British Guinness is supposed to be a humorous travel memoir through England, France, and Italy.
Simply put, this book is not funny. The author frequently comes across as an example of what not to be like as a tourist. The phrase "Ugly American" comes to mind. Even in the description for the book, the way he talks about the locals as "people that inhabit the land like wild animals" shows his negative attitude. He generally seems to find things dirty and smelly. Communication problems aren't always solved amicably either. Sometimes he becomes annoyed because the person doesn't speak any English even though he is the one visiting their country.
I had a lot of trouble finishing this book. Small Spoiler: In particular after he sees two young women walking small dogs and the dogs get into a fight. He decides he would rather "sit back and enjoy the show" than help.
After a while it becomes a series of cappuccinos for the men and shopping trips for the women punctuated by sight seeing. As far as humor in the book goes, I think it probably is humorous to the author and his family and the people that know them, but that the humor doesn't seem to translate to a broader experience.

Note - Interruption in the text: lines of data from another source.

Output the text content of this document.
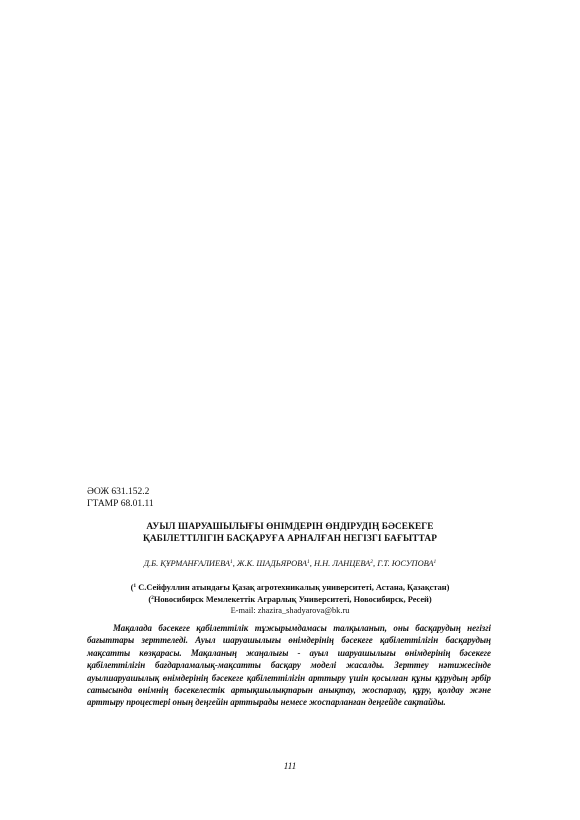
ӘОЖ 631.152.2
ГТАМР 68.01.11
АУЫЛ ШАРУАШЫЛЫҒЫ ӨНІМДЕРІН ӨНДІРУДІҢ БӘСЕКЕГЕ
ҚАБІЛЕТТІЛІГІН БАСҚАРУҒА АРНАЛҒАН НЕГІЗГІ БАҒЫТТАР
Д.Б. ҚҰРМАНҒАЛИЕВА$^1$, Ж.К. ШАДЬЯРОВА$^1$, Н.Н. ЛАНЦЕВА$^2$, Г.Т. ЮСУПОВА$^1$
($^1$ С.Сейфуллин атындағы Қазақ агротехникалық университеті, Астана, Қазақстан)
($^2$Новосибирск Мемлекеттік Аграрлық Университеті, Новосибирск, Ресей)
E-mail: zhazira_shadyarova@bk.ru
Мақалада бәсекеге қабілеттілік тұжырымдамасы талқыланып, оны басқарудың негізгі бағыттары зерттеледі. Ауыл шаруашылығы өнімдерінің бәсекеге қабілеттілігін басқарудың мақсатты көзқарасы. Мақаланың жаңалығы - ауыл шаруашылығы өнімдерінің бәсекеге қабілеттілігін бағдарламалық-мақсатты басқару моделі жасалды. Зерттеу нәтижесінде ауылшаруашылық өнімдерінің бәсекеге қабілеттілігін арттыру үшін қосылған құны құрудың әрбір сатысында өнімнің бәсекелестік артықшылықтарын анықтау, жоспарлау, құру, қолдау және арттыру процестері оның деңгейін арттырады немесе жоспарланған деңгейде сақтайды.
111
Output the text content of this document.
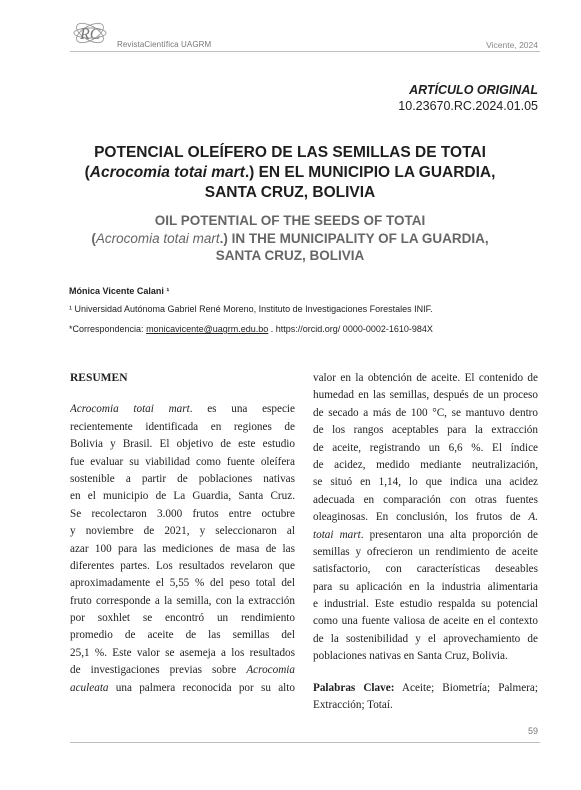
RC
RevistaCientífica UAGRM	Vicente, 2024
ARTÍCULO ORIGINAL
10.23670.RC.2024.01.05
POTENCIAL OLEÍFERO DE LAS SEMILLAS DE TOTAI
(Acrocomia totai mart.) EN EL MUNICIPIO LA GUARDIA,
SANTA CRUZ, BOLIVIA
OIL POTENTIAL OF THE SEEDS OF TOTAI
(Acrocomia totai mart.) IN THE MUNICIPALITY OF LA GUARDIA,
SANTA CRUZ, BOLIVIA
Mónica Vicente Calani ¹
¹ Universidad Autónoma Gabriel René Moreno, Instituto de Investigaciones Forestales INIF.
*Correspondencia: monicavicente@uagrm.edu.bo . https://orcid.org/ 0000-0002-1610-984X
RESUMEN
Acrocomia totai mart. es una especie
recientemente identificada en regiones de
Bolivia y Brasil. El objetivo de este estudio
fue evaluar su viabilidad como fuente oleífera
sostenible a partir de poblaciones nativas
en el municipio de La Guardia, Santa Cruz.
Se recolectaron 3.000 frutos entre octubre
y noviembre de 2021, y seleccionaron al
azar 100 para las mediciones de masa de las
diferentes partes. Los resultados revelaron que
aproximadamente el 5,55 % del peso total del
fruto corresponde a la semilla, con la extracción
por soxhlet se encontró un rendimiento
promedio de aceite de las semillas del
25,1 %. Este valor se asemeja a los resultados
de investigaciones previas sobre Acrocomia
aculeata una palmera reconocida por su alto
valor en la obtención de aceite. El contenido de
humedad en las semillas, después de un proceso
de secado a más de 100 °C, se mantuvo dentro
de los rangos aceptables para la extracción
de aceite, registrando un 6,6 %. El índice
de acidez, medido mediante neutralización,
se situó en 1,14, lo que indica una acidez
adecuada en comparación con otras fuentes
oleaginosas. En conclusión, los frutos de A.
totai mart. presentaron una alta proporción de
semillas y ofrecieron un rendimiento de aceite
satisfactorio, con características deseables
para su aplicación en la industria alimentaria
e industrial. Este estudio respalda su potencial
como una fuente valiosa de aceite en el contexto
de la sostenibilidad y el aprovechamiento de
poblaciones nativas en Santa Cruz, Bolivia.
Palabras Clave: Aceite; Biometría; Palmera;
Extracción; Totaí.
59
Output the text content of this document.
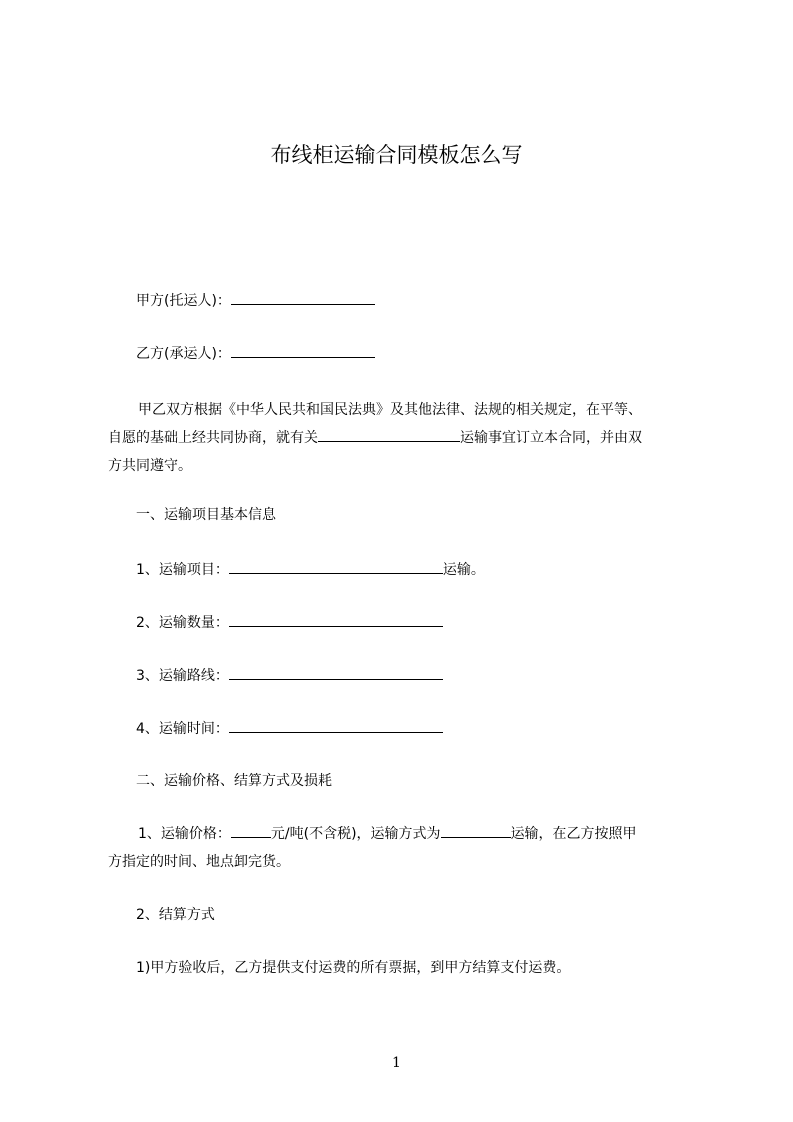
布线柜运输合同模板怎么写
甲方(托运人)：
乙方(承运人)：
甲乙双方根据《中华人民共和国民法典》及其他法律、法规的相关规定，在平等、
自愿的基础上经共同协商，就有关	运输事宜订立本合同，并由双
方共同遵守。
一、运输项目基本信息
1、运输项目：	运输。
2、运输数量：
3、运输路线：
4、运输时间：
二、运输价格、结算方式及损耗
1、运输价格：	元/吨(不含税)，运输方式为	运输，在乙方按照甲
方指定的时间、地点卸完货。
2、结算方式
1)甲方验收后，乙方提供支付运费的所有票据，到甲方结算支付运费。
1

On a more positive note, there are a few places where the descriptions shine through. In Paris: "Ascending the stairwell from the station was like being slowly dipped into a vat of creamy butter. Everything around us changed with each step. Everything became deliciously foreign." Now, if only he had been able to keep that sort of attitude and language.
I gave this book 2 stars out of 5.
Disclaimer: I received a copy of this book for my unbiased opinion.